7 December 2015

Ai Weiwei at the Royal Academy

Ai Weiwei could be the most famous artist at the moment but I knew very little about his work. Obviously I was aware that he was a prominent Chinese dissident (the BBC delights in telling us stories about dissidents in China and Russia while ignoring stories about our own) and I would have gone to see his work, Sunflower Seeds, at the Tate Modern Turbine Hall in 2010 if not for visitors being stopped from walking through it for health and safety reasons. That was not enough to make me want to go to the Royal Academy (RA) to see an exhibition of his work.

What swung it was the very positive reviews that I had seen, mostly via Twitter but also via the Art Fund app.

The popularity of the show meant that it was going to be busy whenever I went so I thought that I would go first thing (10am) on a weekday. I had some odd days of leave left to take and a day going to exhibitions was a good way to spend one of those days.

I took advantage of my Art Fund membership to get a ticket for £15.

The route to the RA was easy enough, bus to Richmond, District Line to Hammersmith, Piccadilly Line to Green Park and, finally, a short walk along Piccadilly. That takes about an hour without rushing so I was able to have bit of a welcome lie-in. On the day the lie-in overran slightly and I got to the RA around 10:15, still in good time for the first visiting slot for the exhibition.

The exhibition consisted of eleven connected rooms that I walked around once slowly and then went back around again to revisit my favourites.
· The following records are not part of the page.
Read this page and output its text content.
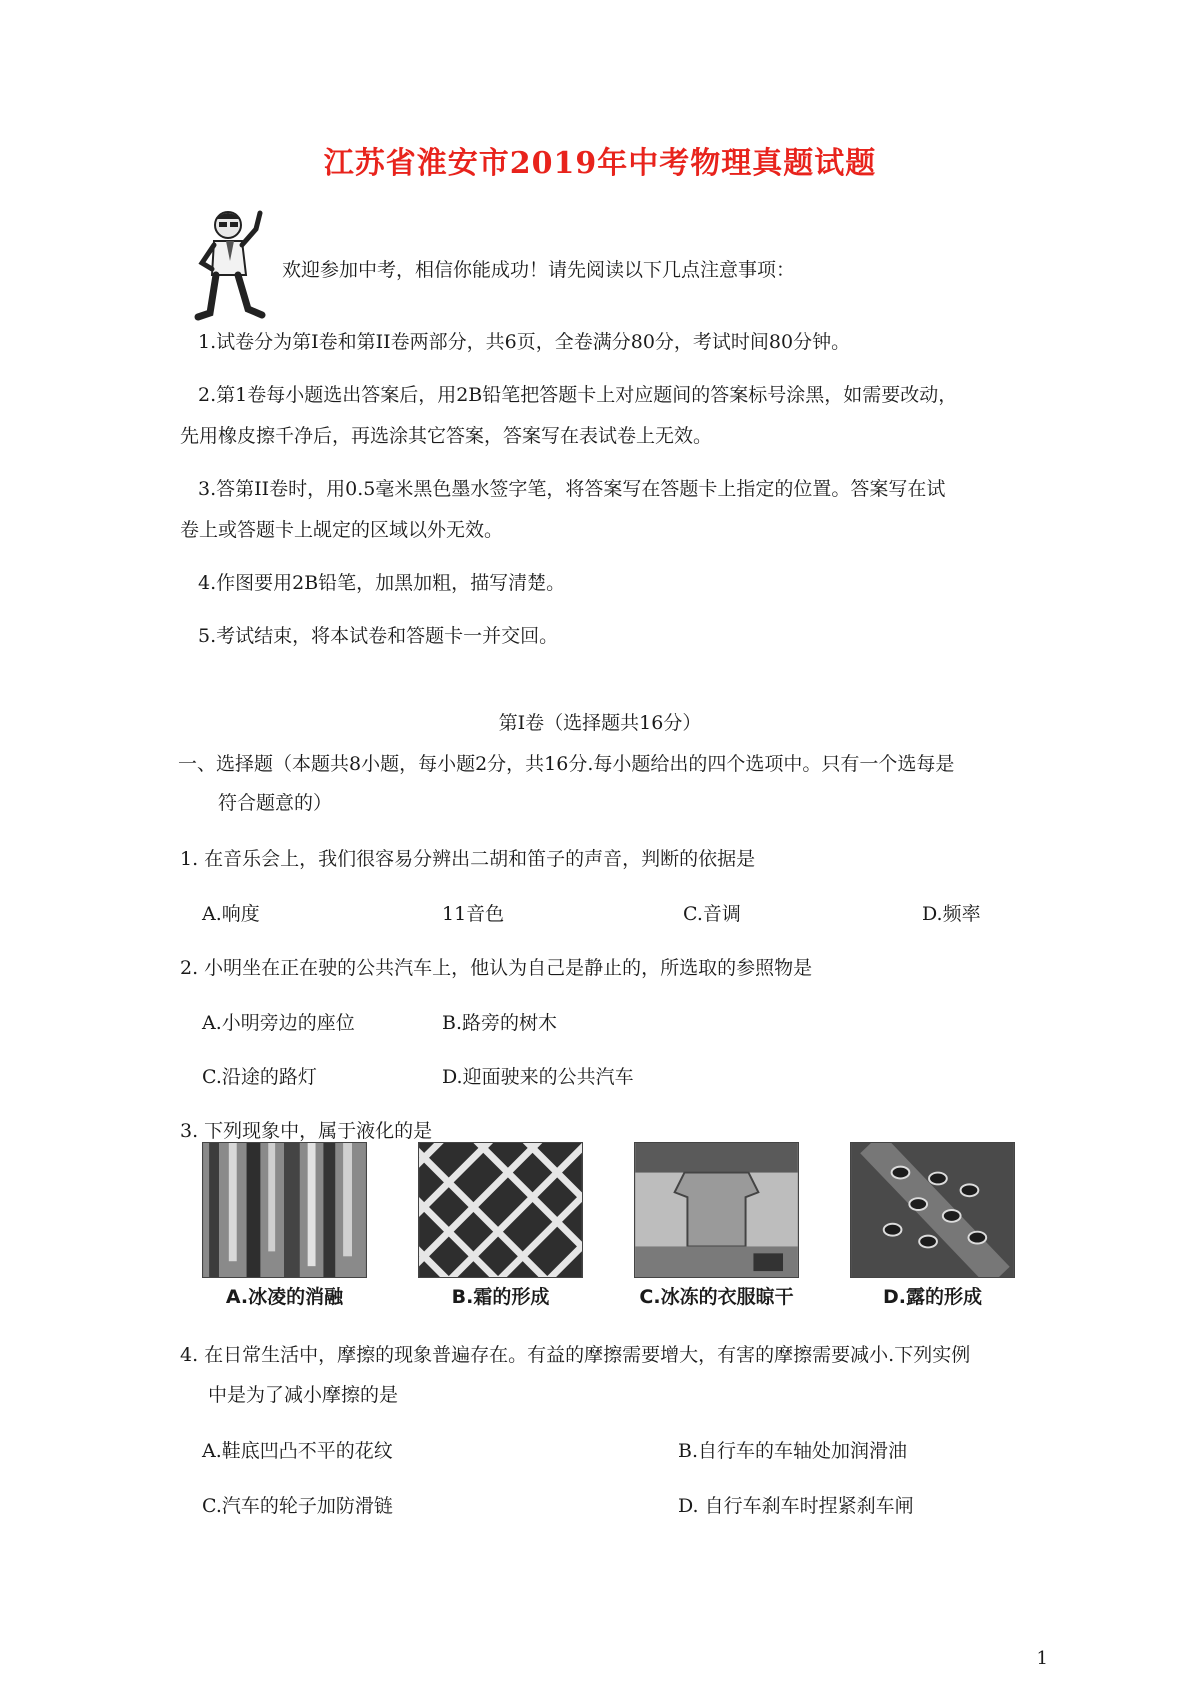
江苏省淮安市2019年中考物理真题试题
欢迎参加中考，相信你能成功！请先阅读以下几点注意事项：
1.试卷分为第I卷和第II卷两部分，共6页，全卷满分80分，考试时间80分钟。
2.第1卷每小题选出答案后，用2B铅笔把答题卡上对应题间的答案标号涂黑，如需要改动，
先用橡皮擦千净后，再选涂其它答案，答案写在表试卷上无效。
3.答第II卷时，用0.5毫米黑色墨水签字笔，将答案写在答题卡上指定的位置。答案写在试
卷上或答题卡上觇定的区域以外无效。
4.作图要用2B铅笔，加黑加粗，描写清楚。
5.考试结束，将本试卷和答题卡一并交回。
第I卷（选择题共16分）
一、选择题（本题共8小题，每小题2分，共16分.每小题给出的四个选项中。只有一个选每是
符合题意的）
1. 在音乐会上，我们很容易分辨出二胡和笛子的声音，判断的依据是
A.响度	11音色	C.音调	D.频率
2. 小明坐在正在驶的公共汽车上，他认为自己是静止的，所选取的参照物是
A.小明旁边的座位	B.路旁的树木
C.沿途的路灯	D.迎面驶来的公共汽车
3. 下列现象中，属于液化的是
A.冰凌的消融	B.霜的形成	C.冰冻的衣服晾干	D.露的形成
4. 在日常生活中，摩擦的现象普遍存在。有益的摩擦需要增大，有害的摩擦需要减小.下列实例
中是为了减小摩擦的是
A.鞋底凹凸不平的花纹	B.自行车的车轴处加润滑油
C.汽车的轮子加防滑链	D. 自行车刹车时捏紧刹车闸
1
I took several pictures in each room and used a lot of self-restraint to pick just seven for this blog post.

Straight was in Room 3. The main story here was an earthquake in China which had killed a lot of people, including school children, and poor construction methods were blamed for causing many of the deaths. Ai Weiwei took the twisted and broken rebars (reinforcing bars) from the collapsed buildings, straightened them out and arranged them into this wavy pattern.

I deliberately took this picture with lots of people in it to show how big it was though, to be honest, it would have been impossible to take a picture like this without lots of people in it. It was busy and getting busier.

As with all of Ai Weiwei's work there were two aspects to it, the artistic impression and the political meaning behind it. I could appreciate Straight as a work of art but was unable to comment on the extent to which poor building construction caused deaths and even less able to comment on the Chinese government's role in this.

Next door in Room 4 were two pieces arising from a studio he built in Shanghai but which was never opened and was quickly demolished. Again, I've only heard Weiwei's side of the story so cannot comment on that meaningfully.

Souvenir from Shanghai was constructed from materials recovered from the demolished building. As with a similar piece in Room 1, I liked the way that the materials were put together to make something very solid and somewhat strange.

River Crabs, three thousand of them, represented the gallery opening after-party that happened despite the gallery not opening. I liked the absurdity of the piece and also the effort and skill that had gone in to making it.

Coloured Vases in Room 5 asked another set of awkward questions and again I was not entirely on Ai Weiwei's side. The questions were around antiquity and art, is an ancient vase improved if it is turned into modern art? In the most modest example, above, the vases were "improved" by painting them and in the most extreme one was "improved" by throwing it on to the ground to shatter as a piece of performance art.

I'm with antiquity on that one. If you want to destroy a vase then make a new one.

Room 7 had works made out of marble. In the background is Marble Stroller and the large piece on the floor is, unsurprisingly, Grass. As with others of his works, the construction was the thing that impressed me the most, then the appearance then the political point.

Possibly surprisingly after what I have said, one of the most overly political pieces was one that I liked the most. This was in Room 10. Ai Weiwei had been detained for dissent and he made six half-size models of this time.

Each of the cells had one small window on one side and another on the top so that we could look in. Each scene showed part of his simple daily routine, such as eating, having a shower or going to the toilet. Two guards watched him closely all the time.

The construction was, again, impressive but this time the political message shone through and seeing somebody incarcerated in a small room with two people watching over them was an easy message to understand.

The final piece, in Room 11, Bicycle Chandelier was the most approachable. It was what its name suggests, a chandelier made from parts of bicycles. It was commissioned for this exhibition and fitted the high domed room neatly.

The exhibition was very mixed in terms of the materials used, the sizes of the pieces and the motivations for producing them. Helping to make sense of all this was an audio guide and I made good use of this as I went round. There was a short audio for every piece which I listened to though I skipped the additional audio sections except for when I played them by mistake.

Ai Weiwei, for me, lacked the continual wow moments that the David Hockney exhibition had but there was plenty enough in there to demand an hour and a half of my time and to make me want to walk around for a second time to see some of them again. 

I am still not a great Ai Weiwei fan but the exhibition helped me to understand and appreciate his work, I also liked a lot of it. Straight was my clear favourite.